Even with unemployment assistance, many families are still struggling to make ends meet. Brianne Snow, executive director of the Family & Intercultural Resource Center, said that while requests have slowed, there is still a steady stream of Summit County residents contacting her office for assistance.

“As of today, we have helped 862 households with rent assistance,” Snow said. “We are getting about 25 requests a day and also getting to the end of the money available. Eventually, we might get to a place where we can’t help everybody who needs it.”

The state has paid out a total of $337 million in regular unemployment insurance since Colorado underwent lockdown measures, a staggering average of $67 million per week from late March through early May. To compare, before COVID-19 became a global menace, the average amount paid in uninsurance claims was $8.7 million per week.

The Department of Labor provided a comparison with unemployment during the 2008 recession to show how radically different the pandemic situation is.
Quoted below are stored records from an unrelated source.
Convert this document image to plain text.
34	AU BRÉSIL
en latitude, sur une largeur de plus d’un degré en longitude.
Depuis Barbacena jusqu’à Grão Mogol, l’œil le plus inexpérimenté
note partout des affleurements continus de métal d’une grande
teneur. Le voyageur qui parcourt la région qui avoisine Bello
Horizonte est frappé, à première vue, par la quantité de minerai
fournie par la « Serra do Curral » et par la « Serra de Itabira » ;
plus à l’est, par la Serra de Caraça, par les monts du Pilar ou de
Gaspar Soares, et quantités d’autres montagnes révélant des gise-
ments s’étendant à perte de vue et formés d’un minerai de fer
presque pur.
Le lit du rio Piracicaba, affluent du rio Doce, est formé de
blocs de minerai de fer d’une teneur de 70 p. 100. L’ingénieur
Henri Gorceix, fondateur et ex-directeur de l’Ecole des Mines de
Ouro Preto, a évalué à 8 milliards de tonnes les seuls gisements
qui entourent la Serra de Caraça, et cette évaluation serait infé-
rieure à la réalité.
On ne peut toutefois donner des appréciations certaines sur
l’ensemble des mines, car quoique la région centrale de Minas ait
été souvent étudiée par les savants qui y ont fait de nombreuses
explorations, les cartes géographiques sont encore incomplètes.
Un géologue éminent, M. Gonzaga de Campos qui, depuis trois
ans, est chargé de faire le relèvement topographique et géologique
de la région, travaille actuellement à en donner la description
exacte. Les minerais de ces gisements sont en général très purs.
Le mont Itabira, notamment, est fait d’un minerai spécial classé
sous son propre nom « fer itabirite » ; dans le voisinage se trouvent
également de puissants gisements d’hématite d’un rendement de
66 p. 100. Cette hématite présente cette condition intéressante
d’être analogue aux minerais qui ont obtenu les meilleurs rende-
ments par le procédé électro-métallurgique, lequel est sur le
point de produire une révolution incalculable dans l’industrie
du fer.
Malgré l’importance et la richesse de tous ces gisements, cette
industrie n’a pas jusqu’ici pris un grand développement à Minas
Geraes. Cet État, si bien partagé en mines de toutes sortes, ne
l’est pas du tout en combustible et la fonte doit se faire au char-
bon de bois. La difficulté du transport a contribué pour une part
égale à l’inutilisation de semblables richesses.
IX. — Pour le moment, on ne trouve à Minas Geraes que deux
At the lowest point of the recession, $19 million was paid out weekly, and a total of $102 million was paid out for the entire year of 2009.

Another $407.3 million was paid out to Colorado’s unemployed workers through the Pandemic Unemployment Compensation program, which provides $600 a week in additional payments to all unemployed claimants, both regular unemployed and gig workers. 

The Pandemic Unemployment Compensation program is different from the Pandemic Unemployment Assistance program, which supports gig workers and contractors. That program has paid out $65 million in Colorado through early May.